On February 11, the Spurs hit their low point.
They had just lost the night before, 109-100, to the hapless Detroit Pistons, who played hard for interim coach Jon Loyer in his first game in the head chair after Maurice Cheeks was fired. The game wasn't remotely as close as the final score indicated, as the Spurs were down 20 going into the final quarter. Such luminaries as Aron Baynes and Nando De Colo were in the starting lineup that night and Tony Parker was visibly struggling with a variety of aches and pains.
Kawhi Leonard was out with a broken hand. Manu Ginobili was out with a strained hamstring. Tiago Splitter was out with a sore calf. If all that wasn't bad enough, coach Gregg Popovich made the executive decision to shut down Parker for at least the duration of the team's "Rodeo Road Trip," (which was overlapping the league's All-Star break) but perhaps even longer after that.
The wipeout at Detroit left the Spurs with a 37-15 record, which obviously would've been the envy of teams across the league but nevertheless was a fair bit behind the top contenders. The Pacers won at home against Denver on the 10th to run their conference-best record to 40-11, while the next night the Heat won at Phoenix to reach 36-14 and the Thunder won at Portland, bringing their mark to an NBA-best 42-12.
The Spurs trailed the Thunder by 4 games, the Pacers by 3.5 --four in the loss column-- and were a game behind Miami in the loss column. They were closer to falling into third or fourth in the West than they were to the leaders.
Since then -- with Ginobili, Splitter, Leonard and, eventually, Parker all back into the fold -- the Spurs have gone 11-1, and now stand 48-16 overall.
More surprisingly, the other contenders have all slumped. Miami's gone 8-4 in that stretch and now they're three games behind the Spurs overall and two in the loss column (the Heat still have 20 games left compared to 18 for everyone else). The Pacers have gone 7-6, losing 4.5 games in the standings to the Spurs, and trail by a game. Finally, the Thunder have gone 5-5, dropping five games in the standings to the Spurs and are also a game back.
So now, of course, is the perfect time for them to sit Tim Duncan.
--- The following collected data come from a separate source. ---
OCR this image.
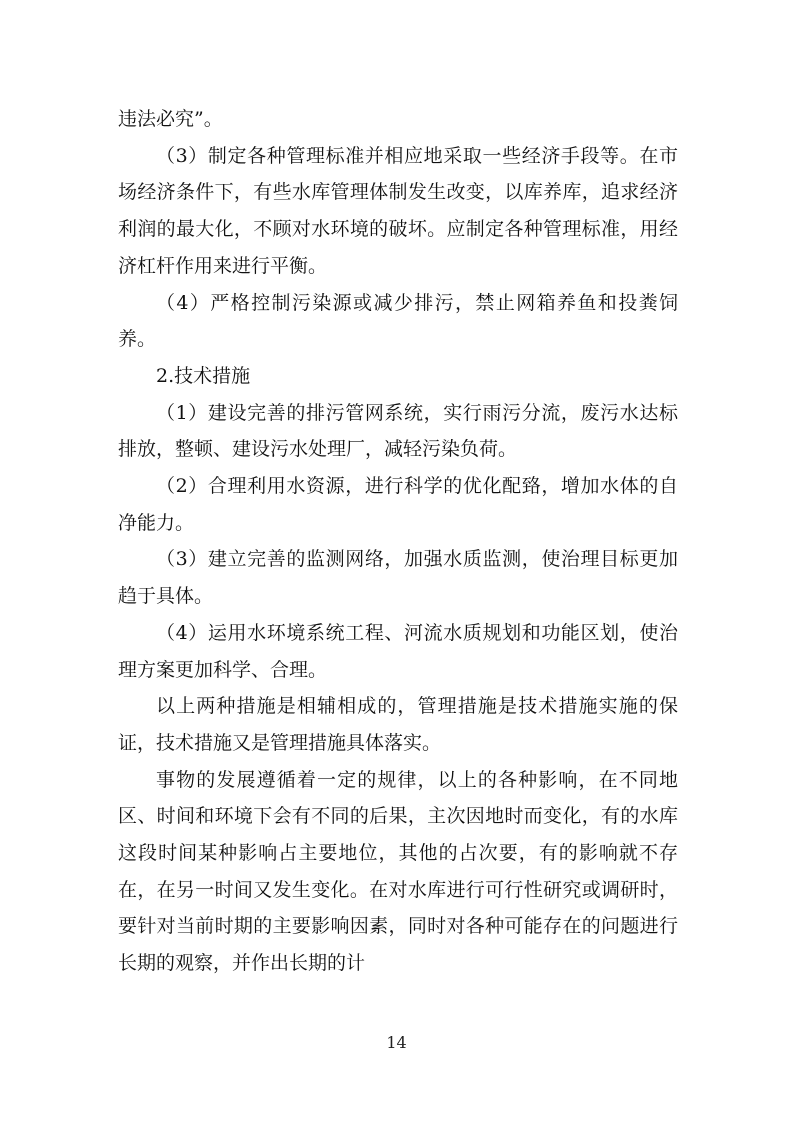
违法必究”。

（3）制定各种管理标准并相应地采取一些经济手段等。在市场经济条件下，有些水库管理体制发生改变，以库养库，追求经济利润的最大化，不顾对水环境的破坏。应制定各种管理标准，用经济杠杆作用来进行平衡。

（4）严格控制污染源或减少排污，禁止网箱养鱼和投粪饲养。

2.技术措施

（1）建设完善的排污管网系统，实行雨污分流，废污水达标排放，整顿、建设污水处理厂，减轻污染负荷。

（2）合理利用水资源，进行科学的优化配臵，增加水体的自净能力。

（3）建立完善的监测网络，加强水质监测，使治理目标更加趋于具体。

（4）运用水环境系统工程、河流水质规划和功能区划，使治理方案更加科学、合理。

以上两种措施是相辅相成的，管理措施是技术措施实施的保证，技术措施又是管理措施具体落实。

事物的发展遵循着一定的规律，以上的各种影响，在不同地区、时间和环境下会有不同的后果，主次因地时而变化，有的水库这段时间某种影响占主要地位，其他的占次要，有的影响就不存在，在另一时间又发生变化。在对水库进行可行性研究或调研时，要针对当前时期的主要影响因素，同时对各种可能存在的问题进行长期的观察，并作出长期的计

14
Give him the dreaded sports coat and have him be a de-facto assistant coach for the next four games. Tell the media that his knee is bothering, whatever. The point is Duncan has to sit.
I'm guessing you're surprised I'm writing this, since I was the same guy who wrote a week ago that the team needs to gun for home court advantage at all cost. However, I don't think my position on this is the least bit hypocritical. It's the exact opposite, actually, which I'll explain in a minute.
The Spurs' strong kick in these past dozen games has been a true team effort, with contributions up and down the lineup, but it's unquestionable that the team's MVP has been Duncan. He almost singlehandedly carried the team when they were in the midst of their injury epidemic, averaging nearly 16 points and 11 rebounds, on 54 percent shooting in January and an even better 19 points and nearly 11 rebounds in February, on 52 percent shooting.
February though has been different. 12.0 points, 9.7 boards and 45 percent shooting. Once again the jumper looks broken, just as it was at the start of the season. Duncan had one fantastic game in that stretch, when it was needed most against Miami, but aside from that game he's averaging 9.8 points and shooting 38 percent in the other five. to my eye it looks like he's dragging a bit.
The Spurs are done with the RRT and have successfully negotiated a brutal TIGAFONI with Miami, at Chicago and Portland. Now the schedule breaks their way, with the next four opponents being the dregs of the Western Conference: the Lakers on Friday, Utah on Sunday, at the Lakers again next Wednesday and finally at Sacramento next Friday, the first of a BABA with at Golden State the next night.
You have to respect every opponent and it's true that the Lakers won at Portland a week ago and beat the Thunder at home on Sunday, but still if the Spurs can't beat those teams without Duncan they don't deserve the home court advantage to me anyway.
Look, I don't think the question of whether Pop will give Duncan a stretch of games off is "if" but rather "when." We both know it's coming, no matter how much Duncan will protest. Parker got his rest and has been better for it and the same thing for Ginobili and even Leonard. Fresh legs have made a difference for them all. Duncan needs a mini 10-day vacation as well to rest up and fix his jumper and it's better he does it now than in April, where the Spurs will have to play a bunch of tough games. If Pop sits him then, they're not going to be expected to win.
Sit Duncan for four games, bring him back on the 22nd at Golden State, and let's keep the good times rolling.